Another big news controversy erupted in America
when it was revealed that the only two Jews on the U.S. track team had
been dumped at the last minute from the 400-meter relay race. On the morning
of the race, Marty Glickman and Sam Stoller were informed by their head
coach they would be replaced by Jesse Owens and Ralph Metcalfe. Glickman
later speculated that Avery Brundage might have pressured the American
coaches to drop the Jews to avoid upsetting Hitler. As a result, Glickman
and Stoller wound up sitting in the stands watching the race which they
might have easily won themselves since they were superb relay runners.
Throughout the fourteen days of athletic competition
Hitler maintained a deliberately low-key presence at the Olympics. This
was done to please Olympic officials who did not want him to upstage the
festivities. It was also a good opportunity for the Führer to appear
calm and dignified among the thousands of international observers who were
watching his every move. To the surprise of his top aides Hitler became
genuinely interested in the various sporting matches and took great delight
in every German victory.
The
XI Olympic Games concluded on Sunday, August 16, with Germany as the overall
victor, capturing 89 medals. The Americans came in second with 56. The
Games were preserved on film by Triumph of the Will director Leni
Riefenstahl. Financed by the Nazis, she brought thirty-three camera operators
to the Olympics and shot over a million feet of film. It took her eighteen
months to edit Olympia into a four hour film which was released
in two parts beginning in April 1938.
Remarkably, the Berlin Games saw the first-ever
use of television at the Olympics, although the picture reception was not
very good. At the Olympic Village, where all of the male athletes lived,
a large recreation building known as Hindenburg Hall had a TV room where
they could watch live competitions. Seventeen other sites around Berlin
also featured TV rooms.
The Olympic Village itself received rave reviews
from everyone who stayed there. The 130-acre village was constructed by
the German Army under the direction of Captain Wolfgang Fuerstner. It was
laid out in the shape of a map of Germany and contained 140 buildings including
a post office and bank.
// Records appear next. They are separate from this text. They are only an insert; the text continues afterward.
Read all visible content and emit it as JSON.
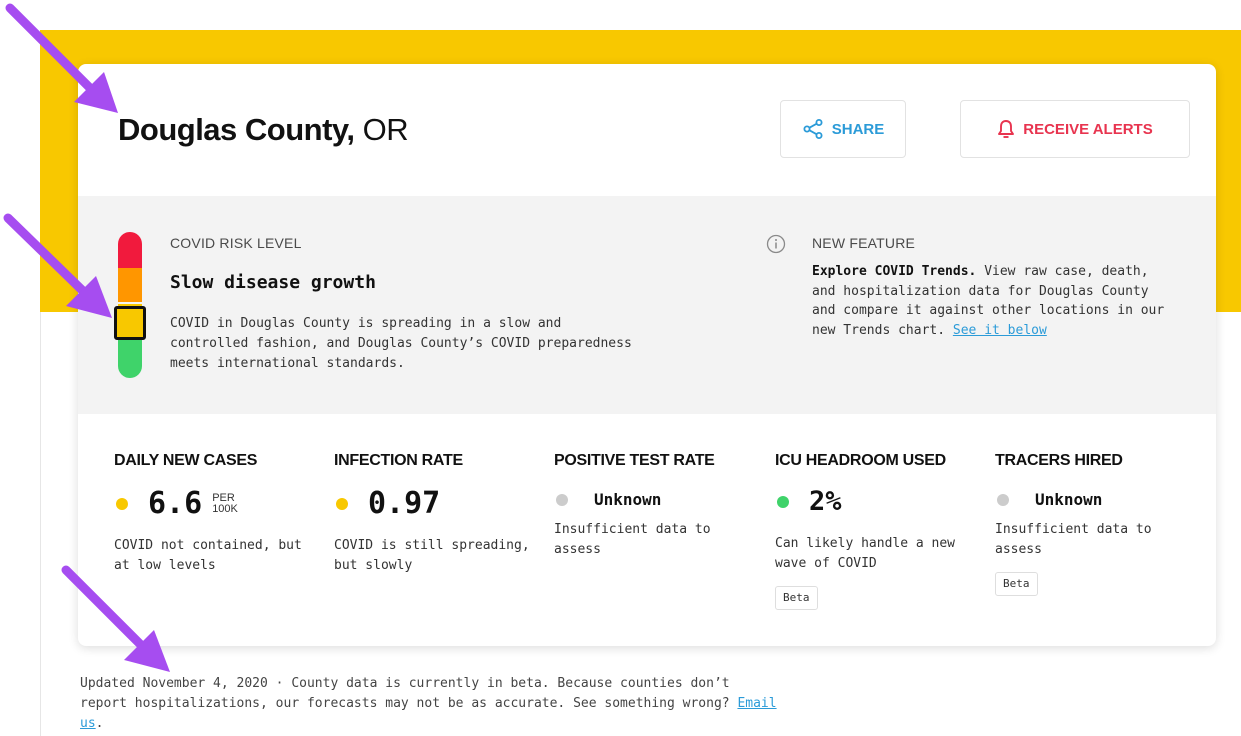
{
  "header": {
    "county": "Douglas County,",
    "state": "OR",
    "share_label": "SHARE",
    "alerts_label": "RECEIVE ALERTS"
  },
  "risk": {
    "label": "COVID RISK LEVEL",
    "heading": "Slow disease growth",
    "description": "COVID in Douglas County is spreading in a slow and controlled fashion, and Douglas County’s COVID preparedness meets international standards.",
    "meter_levels": [
      "red",
      "orange",
      "yellow",
      "green"
    ],
    "current_level": "yellow"
  },
  "feature": {
    "label": "NEW FEATURE",
    "bold": "Explore COVID Trends.",
    "text": " View raw case, death, and hospitalization data for Douglas County and compare it against other locations in our new Trends chart. ",
    "link": "See it below"
  },
  "metrics": [
    {
      "title": "DAILY NEW CASES",
      "value": "6.6",
      "unit_top": "PER",
      "unit_bottom": "100K",
      "status_color": "#f8c800",
      "description": "COVID not contained, but at low levels"
    },
    {
      "title": "INFECTION RATE",
      "value": "0.97",
      "status_color": "#f8c800",
      "description": "COVID is still spreading, but slowly"
    },
    {
      "title": "POSITIVE TEST RATE",
      "value": "Unknown",
      "status_color": "#cccccc",
      "description": "Insufficient data to assess"
    },
    {
      "title": "ICU HEADROOM USED",
      "value": "2%",
      "status_color": "#3fd36a",
      "description": "Can likely handle a new wave of COVID",
      "badge": "Beta"
    },
    {
      "title": "TRACERS HIRED",
      "value": "Unknown",
      "status_color": "#cccccc",
      "description": "Insufficient data to assess",
      "badge": "Beta"
    }
  ],
  "footer": {
    "text": "Updated November 4, 2020 · County data is currently in beta. Because counties don’t report hospitalizations, our forecasts may not be as accurate. See something wrong? ",
    "link": "Email us",
    "end": "."
  },
  "colors": {
    "brand_yellow": "#f8c800",
    "link_blue": "#2b9bd8",
    "alert_red": "#e8344f",
    "arrow_purple": "#a64df0"
  }
}
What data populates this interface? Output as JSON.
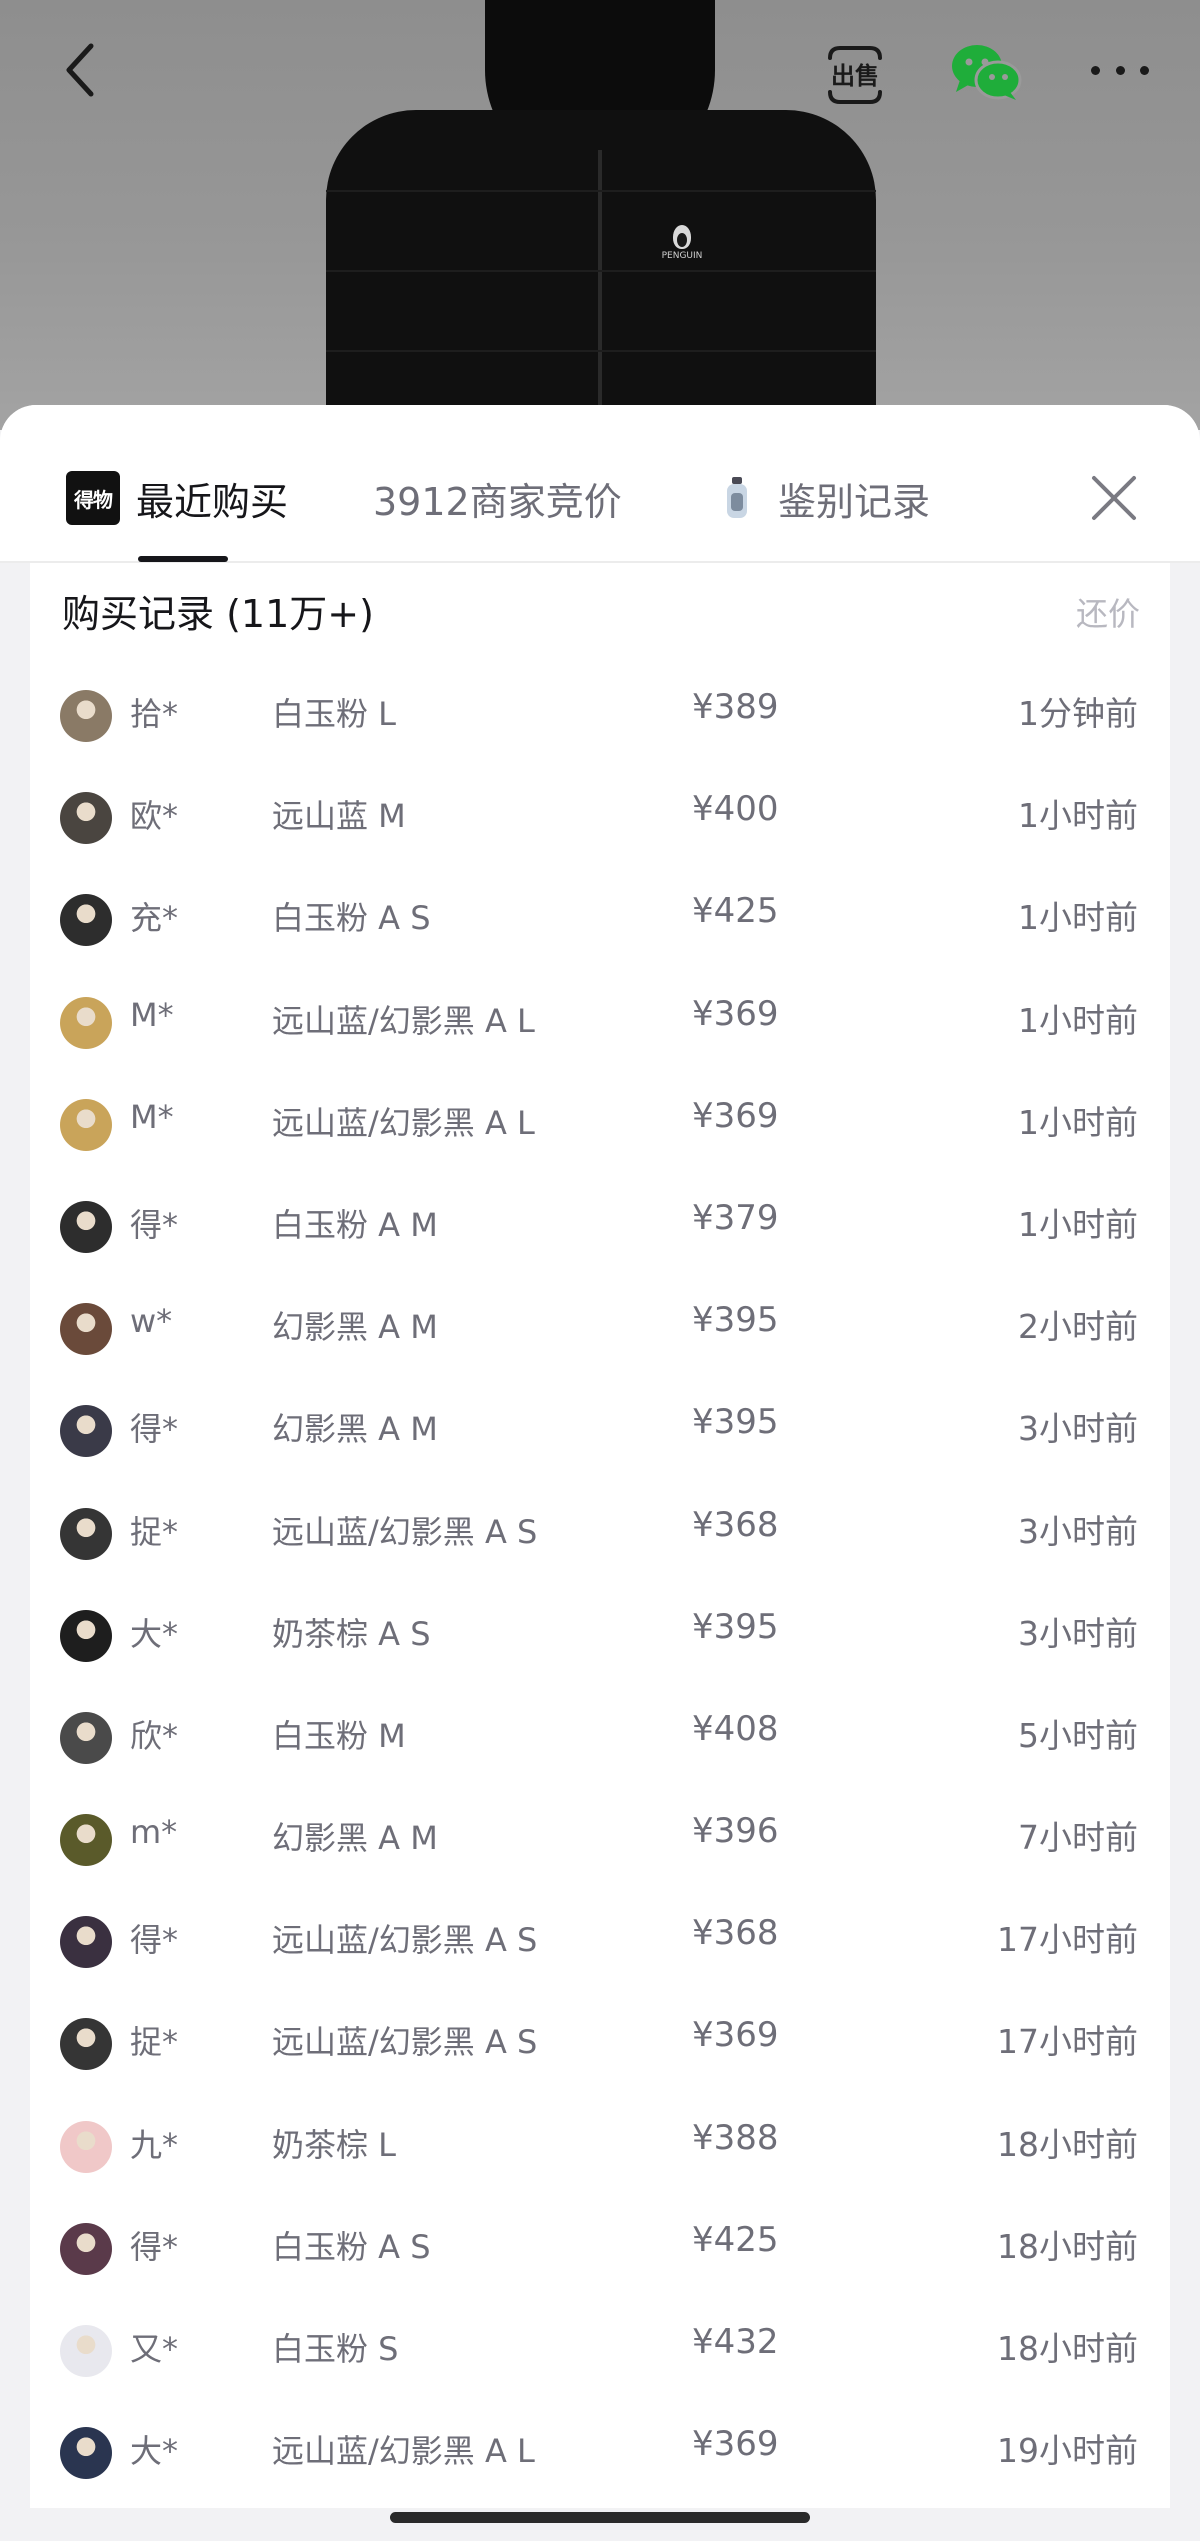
{
  "hero": {
    "brand_mark": "PENGUIN",
    "nav": {
      "back_icon": "chevron-left-icon",
      "sell_label": "出售",
      "share_icon": "wechat-icon",
      "more_icon": "more-horizontal-icon"
    }
  },
  "tabs": [
    {
      "label": "最近购买",
      "active": true,
      "icon": "dewu-logo-icon",
      "icon_text": "得物"
    },
    {
      "label": "3912商家竞价",
      "active": false
    },
    {
      "label": "鉴别记录",
      "active": false,
      "icon": "bottle-icon"
    }
  ],
  "close_icon": "close-icon",
  "records": {
    "title": "购买记录 (11万+)",
    "action": "还价",
    "rows": [
      {
        "user": "拾*",
        "spec": "白玉粉 L",
        "price": "¥389",
        "time": "1分钟前",
        "avatar_color": "#8a7a66"
      },
      {
        "user": "欧*",
        "spec": "远山蓝 M",
        "price": "¥400",
        "time": "1小时前",
        "avatar_color": "#4a4540"
      },
      {
        "user": "充*",
        "spec": "白玉粉 A S",
        "price": "¥425",
        "time": "1小时前",
        "avatar_color": "#2d2d2d"
      },
      {
        "user": "M*",
        "spec": "远山蓝/幻影黑 A L",
        "price": "¥369",
        "time": "1小时前",
        "avatar_color": "#c9a45a"
      },
      {
        "user": "M*",
        "spec": "远山蓝/幻影黑 A L",
        "price": "¥369",
        "time": "1小时前",
        "avatar_color": "#c9a45a"
      },
      {
        "user": "得*",
        "spec": "白玉粉 A M",
        "price": "¥379",
        "time": "1小时前",
        "avatar_color": "#2d2d2d"
      },
      {
        "user": "w*",
        "spec": "幻影黑 A M",
        "price": "¥395",
        "time": "2小时前",
        "avatar_color": "#6a4a3a"
      },
      {
        "user": "得*",
        "spec": "幻影黑 A M",
        "price": "¥395",
        "time": "3小时前",
        "avatar_color": "#3a3a48"
      },
      {
        "user": "捉*",
        "spec": "远山蓝/幻影黑 A S",
        "price": "¥368",
        "time": "3小时前",
        "avatar_color": "#353535"
      },
      {
        "user": "大*",
        "spec": "奶茶棕 A S",
        "price": "¥395",
        "time": "3小时前",
        "avatar_color": "#1e1e1e"
      },
      {
        "user": "欣*",
        "spec": "白玉粉 M",
        "price": "¥408",
        "time": "5小时前",
        "avatar_color": "#4a4a4a"
      },
      {
        "user": "m*",
        "spec": "幻影黑 A M",
        "price": "¥396",
        "time": "7小时前",
        "avatar_color": "#5a5a2a"
      },
      {
        "user": "得*",
        "spec": "远山蓝/幻影黑 A S",
        "price": "¥368",
        "time": "17小时前",
        "avatar_color": "#3a3040"
      },
      {
        "user": "捉*",
        "spec": "远山蓝/幻影黑 A S",
        "price": "¥369",
        "time": "17小时前",
        "avatar_color": "#353535"
      },
      {
        "user": "九*",
        "spec": "奶茶棕 L",
        "price": "¥388",
        "time": "18小时前",
        "avatar_color": "#f0c8c8"
      },
      {
        "user": "得*",
        "spec": "白玉粉 A S",
        "price": "¥425",
        "time": "18小时前",
        "avatar_color": "#5a3a4a"
      },
      {
        "user": "又*",
        "spec": "白玉粉 S",
        "price": "¥432",
        "time": "18小时前",
        "avatar_color": "#e8e8ee"
      },
      {
        "user": "大*",
        "spec": "远山蓝/幻影黑 A L",
        "price": "¥369",
        "time": "19小时前",
        "avatar_color": "#2a3550"
      }
    ]
  }
}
Each of the athletes' houses contained 13 bedrooms,
with two athletes per room. There were two stewards always on duty in each
house who spoke the athletes' native language. Training facilities in the
Village included a 400-meter oval track and a full-size indoor swimming
pool.
Fuerstner's Olympic Village was the finest housing
ever provided to Olympic athletes up to that time. However, just before
the Olympics began, Captain Fuerstner received a demotion because of his
Jewish ancestry. He had to endure being second-in-command at the Village
which he had brilliantly designed, while his non-Jewish successor, Lt.
Col. Werner Gilsa, received the credit for his accomplishment. Two days
after the Games ended, Fuerstner attended a lavish Nazi banquet held in
honor of Gilsa. Afterwards, the despondent Fuerstner went back to his barracks
and shot himself. The Nazis tried to cover up his suicide by giving him
a full military burial, claiming he had been killed in an auto accident.
Overall, the Berlin Olympics was a big success
for the Nazis. Hundreds of international journalists acknowledged that
Germany had put on the most lavish and biggest Olympics ever. Many thousands
of tourists also left Germany with happy memories of the courtesy extended
to them by the Nazis and the German people, as well as the fantastic facilities
and precise efficiency of the whole event. The Nazis had succeeded in getting
what they most wanted from hosting the Olympics – respectability.
During the closing ceremonies the president of
the International Olympic Committee had issued the traditional call for
the next Games, requesting "the youth of every country to assemble
in four years at Tokyo, there to celebrate with us the twelfth Olympic
Games."
But there would be no more Olympic Games for a
dozen years. The 1940 Games scheduled for Tokyo and the 1944
Games were both canceled. Instead of competing with each other on athletic
fields, the youth of many countries wound up killing each other on fields
of battle in a new world war – a war Adolf Hitler was already planning.